Otobüs durduğunda mola verdiğimizi anladık. Demir, Doğukan’la Ateş’e baktı ve hep beraber aşağı indiler. Biz de Helin’le beraber onları takip ettik. Savaş da benim gibi sigara içmiyordu. Ayhan Hoca yanımıza gelip “Bir daha mola vermeyeceğiz, haberiniz olsun,” dedi ve bu haberi vermek için diğer öğrencilere doğru yürümeye başladı. Helin’e baktım. “Acaba Esma tuvalete gitmek ister miydi?” diye sordum. Helin sigarasını Doğukan’a tutturdu ve sonra “Hadi uyandıralım,” dedi.

Esma’yı uyandırdık ve hep beraber tuvalete gittik. Aynada toplu olan saçımı açarken, Esma çantasını tutması için Helin’e verdi.

Helin “Ne olur kalacağımız yer güzel olsun ya,” derken, Esma bir yandan Helin’e sesleniyordu:

“Otel gibi değil. Kamp da değil. İkisinin arası bir şey aslında. Bir sürü minik kulübe yan yana olacak ve…” derken Esma’nın telefonu çalmaya başladı.

Helin “Ben bakarım,” dedi ve Esma’nın çantasını açtı.

Telefon çalmaya devam ederken, Helin boş boş çantanın içine bakıyordu. “Helin açsana,” deyip onun yanına gittiğimde bana çantayı uzattı. Elime alıp içine baktım. Çanta, bir sürü ilaç kutusuyla doluydu.

Aralarından bir kutuyu çantadan çıkardım ve üstündekileri okumaya başladım.
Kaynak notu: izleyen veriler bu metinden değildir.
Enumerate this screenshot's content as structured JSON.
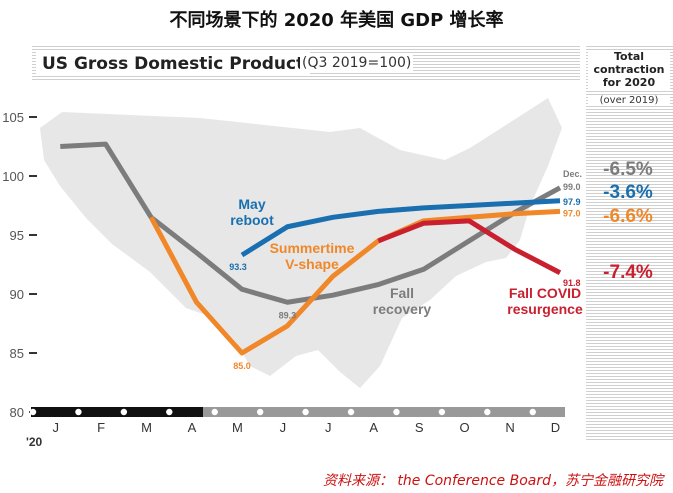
{
  "header": {
    "title": "不同场景下的 2020 年美国 GDP 增长率"
  },
  "source": "资料来源： the Conference Board，苏宁金融研究院",
  "colors": {
    "reboot": "#1a6fb0",
    "vshape": "#f0882a",
    "recovery": "#7c7c7c",
    "resurgence": "#c8202f"
  },
  "sidebar": {
    "title_lines": [
      "Total",
      "contraction",
      "for 2020"
    ],
    "note": "(over 2019)",
    "values": [
      {
        "text": "-6.5%",
        "series": "Fall recovery"
      },
      {
        "text": "-3.6%",
        "series": "May reboot"
      },
      {
        "text": "-6.6%",
        "series": "Summertime V-shape"
      },
      {
        "text": "-7.4%",
        "series": "Fall COVID resurgence"
      }
    ]
  },
  "chart_data": {
    "type": "line",
    "title": "US Gross Domestic Product",
    "subtitle": "(Q3 2019=100)",
    "x": [
      "J",
      "F",
      "M",
      "A",
      "M",
      "J",
      "J",
      "A",
      "S",
      "O",
      "N",
      "D"
    ],
    "x_year_label": "'20",
    "xlabel": "",
    "ylabel": "",
    "ylim": [
      80,
      105
    ],
    "yticks": [
      80,
      85,
      90,
      95,
      100,
      105
    ],
    "series": [
      {
        "name": "Fall recovery",
        "color": "#7c7c7c",
        "label_lines": [
          "Fall",
          "recovery"
        ],
        "x": [
          0.6,
          1.6,
          2.6,
          3.6,
          4.6,
          5.6,
          6.6,
          7.6,
          8.6,
          9.6,
          10.6,
          11.6
        ],
        "values": [
          102.5,
          102.7,
          96.5,
          93.5,
          90.4,
          89.3,
          89.9,
          90.8,
          92.1,
          94.5,
          96.9,
          99.0
        ],
        "end_label": "99.0",
        "end_sub": "Dec.",
        "min_label": "89.3"
      },
      {
        "name": "May reboot",
        "color": "#1a6fb0",
        "label_lines": [
          "May",
          "reboot"
        ],
        "x": [
          4.6,
          5.6,
          6.6,
          7.6,
          8.6,
          9.6,
          10.6,
          11.6
        ],
        "values": [
          93.3,
          95.7,
          96.5,
          97.0,
          97.3,
          97.5,
          97.7,
          97.9
        ],
        "end_label": "97.9",
        "min_label": "93.3"
      },
      {
        "name": "Summertime V-shape",
        "color": "#f0882a",
        "label_lines": [
          "Summertime",
          "V-shape"
        ],
        "x": [
          2.6,
          3.6,
          4.6,
          5.6,
          6.6,
          7.6,
          8.6,
          9.6,
          10.6,
          11.6
        ],
        "values": [
          96.5,
          89.3,
          85.0,
          87.3,
          91.5,
          94.5,
          96.2,
          96.5,
          96.8,
          97.0
        ],
        "end_label": "97.0",
        "min_label": "85.0"
      },
      {
        "name": "Fall COVID resurgence",
        "color": "#c8202f",
        "label_lines": [
          "Fall COVID",
          "resurgence"
        ],
        "x": [
          7.6,
          8.6,
          9.6,
          10.6,
          11.6
        ],
        "values": [
          94.5,
          96.0,
          96.2,
          93.8,
          91.8
        ],
        "end_label": "91.8"
      }
    ]
  }
}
Kazadan sonra bana verilen ilacın aynısıydı elime gelmiş olan ilaç. Ailemden sonra aldığım psikiyatrik tedavide kullanmamı önermişlerdi. Tam o sırada Esma tuvaletten çıktı ve çantasındakileri gördüğümüzü anladı.

Çantasını elimden kaptığı gibi telefonunu aldı ve açtı.

“Efendim anne? Özür dilerim, uyuyordum otobüste. Evet, evet iyiyim. Aldım. Biliyorum…” diye konuşurken, biz Helin’e birbirimize bakıyorduk. Ne karıştırıyordu bu kız?

“Anne ben seni daha sonra arasam olur mu? Tamam. Görüşürüz,” dedi ve telefonunu kapatıp çantasının içine attı. Elimde tuttuğum ilaç kutusunu da alıp çantasına geri koydu ve fermuarı kapattı.

Esma bir bana bir de Helin’e bakıyordu.

Helin “Bir şeyler söyleyecek misin yoksa illa sormamız mı gerekiyor?” dedi ve lafı ağzımdan aldı.

Esma bir iki adım yürüdü ve sırtını duvara yasladı. Ardından konuşmaya başladı.

“Size gezinin sonunda söyleyecektim aslında. Ben psikiyatriste gidiyorum ve onun verdiği ilaçları düzenli olarak almam gerekiyor,” dedi.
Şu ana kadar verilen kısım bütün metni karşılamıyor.